Genau das ist Aufgabe des Storytellings. Das ist das Instrument, das alles bündelt, vereint und erlebbar macht; es ist die Geschichte, die ich meinen Freunden erzähle, wenn sie mich fragen »Was macht ihr da eigentlich in deiner Firma?«.

Die Geschichte vom Sisyphos 2.0

Ein mit mir gut bekannter Gründer und Gesellschafter eines international erfolgreichen Digital-Beratungsunternehmens in drei Kontinenten schüttete mir neulich sein Herz aus und berichtete voller Frust, er reise ständig zwischen allen Standorten herum und würde tagtäglich mit vielen Menschen im Unternehmen sprechen, ihnen immer und immer wieder erzählen, wofür das Unternehmen stünde, welche Werte es vertrete, mit welchem Gedankenansatz sie Projekte angehen könnten. Und egal, wem und wie oft er es erzählte, er hätte immer das Gefühl, dass die Menschen es sofort wieder vergessen würden und er beim nächsten Mal wieder bei Adam und Eva anfangen würde. Fast ein moderner Mythos, eine Art Sisyphos 2.0 der Unternehmenskommunikation.

Vielleicht eine einfache Erklärung: Es gab im Unternehmen keine Story. Es gab praktisch nichts schriftliches zu lesen über das Unternehmen, kein Manifest, keine Pressearbeit, eine veraltete Website. Der Unternehmer hatte in all den Jahren zwar seine Leistung weiterentwickelt, die Internationalisierung vorangetrieben und war wirtschaftlich durchaus erfolgreich; aber er hatte nicht daran gedacht, die große Idee aufzuschreiben, die für seine Mitarbeiter so immens wichtig war, umso mehr, da ihr Serviceangebot sehr abstrakt und unsichtbar ist. Und die Story immer weiter zu schreiben und die Art und Weise zu dokumentieren, wie sein Unternehmen sich veränderte. Und Medien zu finden, die leichtfüßig in der Lage waren, eine sich immer fortschreibende Geschichte nach Innen zu tragen. Um sie dann, im zweiten Schritt, auch nach Außen zu tragen. Die Folge: das Unternehmen fühlte sich nach Innen eigenartig leer und inhaltslos an, die Stimmung war oft schlecht, die Mitarbeiter beklagten oft eine Orientierungslosigkeit; in der Folge kam es zu einer Kündigungswelle.

Blog statt Bibel

Heute muss man ja die Story nicht mehr in Keilschrift in Steinplatten hauen, die tausend Jahre halten; keine Unternehmensrealität hat heute eine so lange Halbwertszeit.
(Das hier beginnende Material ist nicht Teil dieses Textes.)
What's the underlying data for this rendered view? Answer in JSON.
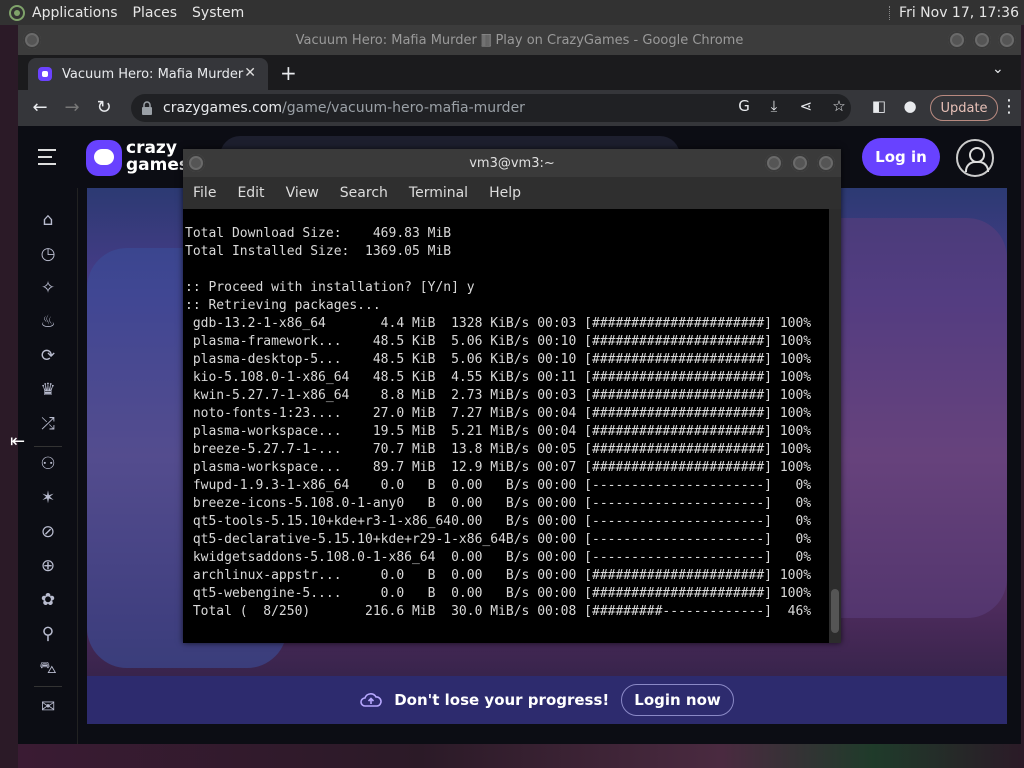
{
  "topbar": {
    "applications": "Applications",
    "places": "Places",
    "system": "System",
    "clock": "Fri Nov 17, 17:36"
  },
  "chrome": {
    "window_title": "Vacuum Hero: Mafia Murder 🀫 Play on CrazyGames - Google Chrome",
    "tab_title": "Vacuum Hero: Mafia Murder",
    "url_host": "crazygames.com",
    "url_path": "/game/vacuum-hero-mafia-murder",
    "update_label": "Update"
  },
  "page": {
    "brand_top": "crazy",
    "brand_bottom": "games",
    "login_label": "Log in",
    "progress_text": "Don't lose your progress!",
    "login_now_label": "Login now"
  },
  "terminal": {
    "title": "vm3@vm3:~",
    "menu": [
      "File",
      "Edit",
      "View",
      "Search",
      "Terminal",
      "Help"
    ],
    "lines": [
      "",
      "Total Download Size:    469.83 MiB",
      "Total Installed Size:  1369.05 MiB",
      "",
      ":: Proceed with installation? [Y/n] y",
      ":: Retrieving packages...",
      " gdb-13.2-1-x86_64       4.4 MiB  1328 KiB/s 00:03 [######################] 100%",
      " plasma-framework...    48.5 KiB  5.06 KiB/s 00:10 [######################] 100%",
      " plasma-desktop-5...    48.5 KiB  5.06 KiB/s 00:10 [######################] 100%",
      " kio-5.108.0-1-x86_64   48.5 KiB  4.55 KiB/s 00:11 [######################] 100%",
      " kwin-5.27.7-1-x86_64    8.8 MiB  2.73 MiB/s 00:03 [######################] 100%",
      " noto-fonts-1:23....    27.0 MiB  7.27 MiB/s 00:04 [######################] 100%",
      " plasma-workspace...    19.5 MiB  5.21 MiB/s 00:04 [######################] 100%",
      " breeze-5.27.7-1-...    70.7 MiB  13.8 MiB/s 00:05 [######################] 100%",
      " plasma-workspace...    89.7 MiB  12.9 MiB/s 00:07 [######################] 100%",
      " fwupd-1.9.3-1-x86_64    0.0   B  0.00   B/s 00:00 [----------------------]   0%",
      " breeze-icons-5.108.0-1-any0   B  0.00   B/s 00:00 [----------------------]   0%",
      " qt5-tools-5.15.10+kde+r3-1-x86_640.00   B/s 00:00 [----------------------]   0%",
      " qt5-declarative-5.15.10+kde+r29-1-x86_64B/s 00:00 [----------------------]   0%",
      " kwidgetsaddons-5.108.0-1-x86_64  0.00   B/s 00:00 [----------------------]   0%",
      " archlinux-appstr...     0.0   B  0.00   B/s 00:00 [######################] 100%",
      " qt5-webengine-5....     0.0   B  0.00   B/s 00:00 [######################] 100%",
      " Total (  8/250)       216.6 MiB  30.0 MiB/s 00:08 [#########-------------]  46%"
    ]
  },
  "icons": {
    "sidebar": [
      "home-icon",
      "clock-icon",
      "sparkle-icon",
      "flame-icon",
      "refresh-icon",
      "trophy-icon",
      "shuffle-icon",
      "two-player-icon",
      "action-icon",
      "compass-icon",
      "basketball-icon",
      "flower-icon",
      "bicycle-icon",
      "car-icon",
      "mail-icon"
    ]
  },
  "colors": {
    "brand_purple": "#6842ff",
    "progress_bg": "#2d2b6e",
    "update_outline": "#b98a80"
  }
}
Es ist heute auf Grund der Geschwindigkeit der technologischen Entwicklung unmöglich, eine perfekte Brand Story zu Papier zu bringen, die in alle Ewigkeit Gültigkeit hat. Hauptsache, sie ist überhaupt irgendwo nachzulesen. Hauptsache, sie wird kontinuierlich fortgeschrieben, als »Continuous storytelling«: Eher Blog als Bibel. Dafür sind die schnellen, auf Feedback und Connectivity angelegten Kommunikationsmedien extrem gut geeignet: Blog, Website, Talks, Meetups. Sie können leicht überschrieben und weitergeschrieben werden, sie leben von ihrem Diskurs und ihren Feedbackfunktionen. Das kontinuierliche, geschriebene Wort kann hierbei mehr Identifikation stiften als die schlecht vorbereiteten Worte des Chefs bei der alljährlichen Weihnachtsfeier.

In vielen Branchen haben die digitalen Nomaden der geburtenschwachen Jahrgänge ja heute die Wahl, ob und wie lange sie bleiben und ob sie sich überhaupt in ein Angestelltenverhältnis begeben. Wenn sie es denn tun, erwarten sie heute vom Unternehmen ein gedankliches Gebäude, das Sinn stiftet, das sich seiner gesellschaftlich relevanten Rolle in der Welt bewusst ist, das für Werte steht, an die ich glauben kann, und in der ich als einzelner etwas beitragen kann. Und das können die Story, das geschrieben Wort, das Storytelling leisten. Das konnten sie schon seit Jahrtausenden.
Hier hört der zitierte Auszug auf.